Labour has always been the party of manufacturing. By the second half of the 20th century, factory workers had taken over from those working in ‘primary’ production as Labour’s main union base. A need to rebuild manufacture is now, if speeches by leadership candidates and trade union general secretaries are anything to go by, seen as integral to winning back support in the Party’s ‘heartlands’.
As a recent briefing indicates, manufacturing continues to decline as a proportion of GDP – contributing just 10% compared with 27% in 1970. But also as an employer – down to 7.6% compared with the 22% in 1981 and 11% in 2003. Labour Party activists invariably blame successive Tory governments (and often their own!) for manufacturing’s demise, particularly the ‘monetarist’ economics of Margaret Thatcher in the 1980s. Increased ‘outsourcing’ of production to economies with lower wages is also cited, along with the overvaluation of Sterling designed to accommodate the interests of banking and finance, meaning the economy has experienced a serious imbalance. These arguments, along with the potentially disastrous implications of a ‘hard Brexit’ for factory supply-chains are of course significant, but arguably less important than other wider factors. As society gets richer for example, people spend less of their additional income on tangible goods. As a result, products like cars have experienced major ‘overproduction’. Consequently , despite still making up a greater share of GDP than in the UK, all the major economies have seen manufacturing decline as a proportion.

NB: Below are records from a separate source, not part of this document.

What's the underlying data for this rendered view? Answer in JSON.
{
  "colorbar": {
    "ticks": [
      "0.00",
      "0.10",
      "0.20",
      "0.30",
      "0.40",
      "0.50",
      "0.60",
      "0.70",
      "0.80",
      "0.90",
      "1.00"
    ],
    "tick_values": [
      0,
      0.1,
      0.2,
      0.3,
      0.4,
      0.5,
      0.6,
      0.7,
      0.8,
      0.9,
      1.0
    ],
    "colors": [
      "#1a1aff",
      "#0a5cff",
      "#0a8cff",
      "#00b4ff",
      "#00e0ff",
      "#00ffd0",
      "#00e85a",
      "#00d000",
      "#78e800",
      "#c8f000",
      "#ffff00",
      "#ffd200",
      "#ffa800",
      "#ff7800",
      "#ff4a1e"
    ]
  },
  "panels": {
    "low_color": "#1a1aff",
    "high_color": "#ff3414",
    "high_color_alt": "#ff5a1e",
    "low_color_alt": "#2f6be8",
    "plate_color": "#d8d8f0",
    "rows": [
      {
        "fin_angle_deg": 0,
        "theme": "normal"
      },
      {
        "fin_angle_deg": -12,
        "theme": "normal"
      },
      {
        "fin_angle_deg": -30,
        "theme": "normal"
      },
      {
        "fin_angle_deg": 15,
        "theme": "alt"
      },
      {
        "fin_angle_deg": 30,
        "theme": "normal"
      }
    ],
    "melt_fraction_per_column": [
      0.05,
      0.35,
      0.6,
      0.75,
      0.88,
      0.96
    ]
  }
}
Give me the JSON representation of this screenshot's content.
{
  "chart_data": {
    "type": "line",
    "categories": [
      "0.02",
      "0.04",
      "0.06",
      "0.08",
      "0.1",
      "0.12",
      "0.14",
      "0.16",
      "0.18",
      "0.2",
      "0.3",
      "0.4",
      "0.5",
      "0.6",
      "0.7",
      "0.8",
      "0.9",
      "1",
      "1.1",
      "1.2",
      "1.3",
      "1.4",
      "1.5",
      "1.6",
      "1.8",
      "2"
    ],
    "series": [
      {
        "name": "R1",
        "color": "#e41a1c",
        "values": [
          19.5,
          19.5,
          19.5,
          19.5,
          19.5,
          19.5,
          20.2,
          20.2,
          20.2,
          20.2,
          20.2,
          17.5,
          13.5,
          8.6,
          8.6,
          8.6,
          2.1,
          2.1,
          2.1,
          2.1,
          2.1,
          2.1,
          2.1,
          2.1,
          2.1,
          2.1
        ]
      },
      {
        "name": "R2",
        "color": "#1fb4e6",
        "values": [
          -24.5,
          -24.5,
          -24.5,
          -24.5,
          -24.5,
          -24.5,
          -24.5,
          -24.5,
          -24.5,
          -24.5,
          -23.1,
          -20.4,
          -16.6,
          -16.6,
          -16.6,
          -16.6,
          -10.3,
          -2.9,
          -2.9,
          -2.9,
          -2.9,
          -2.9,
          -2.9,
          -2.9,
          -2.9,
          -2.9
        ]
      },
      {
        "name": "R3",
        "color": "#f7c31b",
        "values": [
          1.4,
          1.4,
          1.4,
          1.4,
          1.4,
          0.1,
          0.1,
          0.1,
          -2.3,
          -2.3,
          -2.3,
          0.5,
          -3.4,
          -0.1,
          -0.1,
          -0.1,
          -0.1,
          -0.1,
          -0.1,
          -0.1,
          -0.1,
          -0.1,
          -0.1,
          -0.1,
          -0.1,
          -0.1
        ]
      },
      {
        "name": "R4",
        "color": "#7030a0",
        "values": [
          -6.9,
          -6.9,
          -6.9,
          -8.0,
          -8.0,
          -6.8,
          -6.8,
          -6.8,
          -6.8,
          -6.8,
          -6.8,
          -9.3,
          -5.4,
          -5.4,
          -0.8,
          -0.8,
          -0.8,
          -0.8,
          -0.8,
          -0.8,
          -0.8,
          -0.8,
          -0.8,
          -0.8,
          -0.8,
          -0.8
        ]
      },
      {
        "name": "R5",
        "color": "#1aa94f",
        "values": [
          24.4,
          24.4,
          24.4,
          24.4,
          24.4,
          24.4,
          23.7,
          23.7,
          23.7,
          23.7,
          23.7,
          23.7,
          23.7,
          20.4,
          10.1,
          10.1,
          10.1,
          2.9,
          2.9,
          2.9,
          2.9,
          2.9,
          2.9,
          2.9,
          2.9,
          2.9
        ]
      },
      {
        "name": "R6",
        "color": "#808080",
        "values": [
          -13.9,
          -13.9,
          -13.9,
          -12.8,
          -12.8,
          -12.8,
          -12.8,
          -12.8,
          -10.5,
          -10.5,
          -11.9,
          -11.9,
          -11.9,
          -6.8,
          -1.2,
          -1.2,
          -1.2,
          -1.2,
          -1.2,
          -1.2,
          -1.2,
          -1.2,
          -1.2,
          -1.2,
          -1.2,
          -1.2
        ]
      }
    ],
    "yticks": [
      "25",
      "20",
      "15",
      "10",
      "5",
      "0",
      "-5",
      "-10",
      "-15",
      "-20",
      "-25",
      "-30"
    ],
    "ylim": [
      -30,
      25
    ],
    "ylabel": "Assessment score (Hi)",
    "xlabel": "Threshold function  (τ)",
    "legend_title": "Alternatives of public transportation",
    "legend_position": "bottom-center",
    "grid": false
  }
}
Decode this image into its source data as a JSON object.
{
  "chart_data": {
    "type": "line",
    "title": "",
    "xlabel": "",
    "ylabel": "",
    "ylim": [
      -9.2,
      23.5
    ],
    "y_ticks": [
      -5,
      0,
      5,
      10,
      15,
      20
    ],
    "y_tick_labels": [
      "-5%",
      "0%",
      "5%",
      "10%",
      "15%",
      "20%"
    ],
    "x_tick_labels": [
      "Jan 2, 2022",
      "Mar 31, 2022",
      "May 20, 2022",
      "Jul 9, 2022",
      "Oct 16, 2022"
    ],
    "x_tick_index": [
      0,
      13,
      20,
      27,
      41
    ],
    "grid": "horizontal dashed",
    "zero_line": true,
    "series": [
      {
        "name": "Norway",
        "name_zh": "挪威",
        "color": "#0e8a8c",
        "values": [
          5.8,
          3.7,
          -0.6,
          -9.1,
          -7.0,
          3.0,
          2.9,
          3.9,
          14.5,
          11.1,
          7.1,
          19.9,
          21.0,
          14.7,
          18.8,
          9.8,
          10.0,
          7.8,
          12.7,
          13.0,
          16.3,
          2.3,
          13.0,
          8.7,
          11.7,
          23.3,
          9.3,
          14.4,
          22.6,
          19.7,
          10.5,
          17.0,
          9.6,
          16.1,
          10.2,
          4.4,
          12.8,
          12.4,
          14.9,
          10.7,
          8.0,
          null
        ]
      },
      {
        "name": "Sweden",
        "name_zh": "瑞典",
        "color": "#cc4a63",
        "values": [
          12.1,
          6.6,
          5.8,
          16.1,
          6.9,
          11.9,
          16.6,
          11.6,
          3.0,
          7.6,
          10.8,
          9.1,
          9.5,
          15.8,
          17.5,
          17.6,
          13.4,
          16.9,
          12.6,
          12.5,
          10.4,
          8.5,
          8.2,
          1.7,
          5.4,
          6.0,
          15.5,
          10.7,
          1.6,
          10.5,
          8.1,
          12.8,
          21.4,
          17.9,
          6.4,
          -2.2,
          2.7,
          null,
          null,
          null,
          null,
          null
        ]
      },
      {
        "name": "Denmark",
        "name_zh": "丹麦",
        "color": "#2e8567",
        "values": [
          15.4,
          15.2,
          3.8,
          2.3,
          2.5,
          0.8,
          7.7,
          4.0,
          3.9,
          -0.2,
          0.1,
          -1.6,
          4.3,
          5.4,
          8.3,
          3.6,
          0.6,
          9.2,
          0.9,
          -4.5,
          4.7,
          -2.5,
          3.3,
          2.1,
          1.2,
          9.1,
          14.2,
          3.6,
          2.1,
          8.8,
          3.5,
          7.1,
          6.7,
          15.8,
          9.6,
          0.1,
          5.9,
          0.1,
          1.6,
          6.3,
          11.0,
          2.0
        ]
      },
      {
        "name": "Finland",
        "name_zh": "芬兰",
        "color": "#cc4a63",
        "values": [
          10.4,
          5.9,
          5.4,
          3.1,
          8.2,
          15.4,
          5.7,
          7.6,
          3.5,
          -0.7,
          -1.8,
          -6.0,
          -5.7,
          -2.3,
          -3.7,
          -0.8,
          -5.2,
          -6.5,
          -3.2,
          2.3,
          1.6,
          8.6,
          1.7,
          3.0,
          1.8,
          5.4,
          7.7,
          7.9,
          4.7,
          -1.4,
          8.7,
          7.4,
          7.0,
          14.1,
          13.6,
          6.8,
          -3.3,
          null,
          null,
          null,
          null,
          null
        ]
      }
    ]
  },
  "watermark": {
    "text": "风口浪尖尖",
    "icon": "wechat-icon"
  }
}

Even so, UK manufacturing output for 2018 was still 7% higher in the UK than in 1990, (although service sector output has more than doubled during the same period). The main reason for falls in manufacturing employment, is the large increases in productivity resulting from automation and robotics. In Q3 of 2019, productivity in manufacturing was 12% higher than the average across the economy (in the IT sector alone, rates were 49% higher). In manufacturing, it’s relatively easy to replace workers by machines. Fifty years ago the motor industry employed 500 000 people, car workers being among the best organised and the most militant within the Labour movement. Today employment is a little over 150 000 –less if you only include jobs directly concerned with production.
As much of an issue, is why productivity increases haven’t matched those elsewhere. A common explanation is under investment by UK business and a failure to spend money on R&D. Figures show for example that the number of robots used in UK manufacturing, at 71 per 10,000 employees, is much lower than elsewhere, (531 in South Korea and 301 in Germany) . If it wasn’t for the importance of the food, beverage and tobacco sector (which makes up 16% of total manufacturing) manufacturing employment would be lower still. The labour intensive nature of this industry is facilitated by the availability of low-paid, low-skilled employees – up to one third are from overseas.
In the General Election Labour promised increase investment through a ‘National Investment Bank’, and to improve ‘skills’. But would the increased productivity these might produce lead to increased manufacturing employment? On the contrary the opposite is likely to happen. According to Oxford Economics the introduction of one robot equates with the loss of 1.6 manufacturing jobs. more in poorer areas. it estimates that by 2030, robotisation will replace another 20 million jobs worldwide. In South Korea for example, despite almost a third of GDP being earned from manufacturing, the sector employs less than 1 in 5 of the population. Increased productivity also lowers the price of manufactured goods therefore reducing the amount the sector adds to the overall economy still further.
Rather than factory-based employment, Labour now draws most of its support from the 80% of the population working in services – a very different working class. It’s certainly the case that the continued fall in Labour support within the so called ‘red wall’ has been a long term consequence of ‘deindustrialisation’ and this has reinforced hostility towards the EU. But Labour can’t become the party of manufacturing again and has to offer other opportunities, other forms of security and set out how it can run a different economy in a different way. Midway through the General Election campaign, in response to the actions of climate change campaigners Labour took a bold leap, promoting a ‘Green Industrial Revolution’. During its period in opposition, it will at least be able to take some time to develop and explain how this will be organised and how it relates to the original Green New Deal.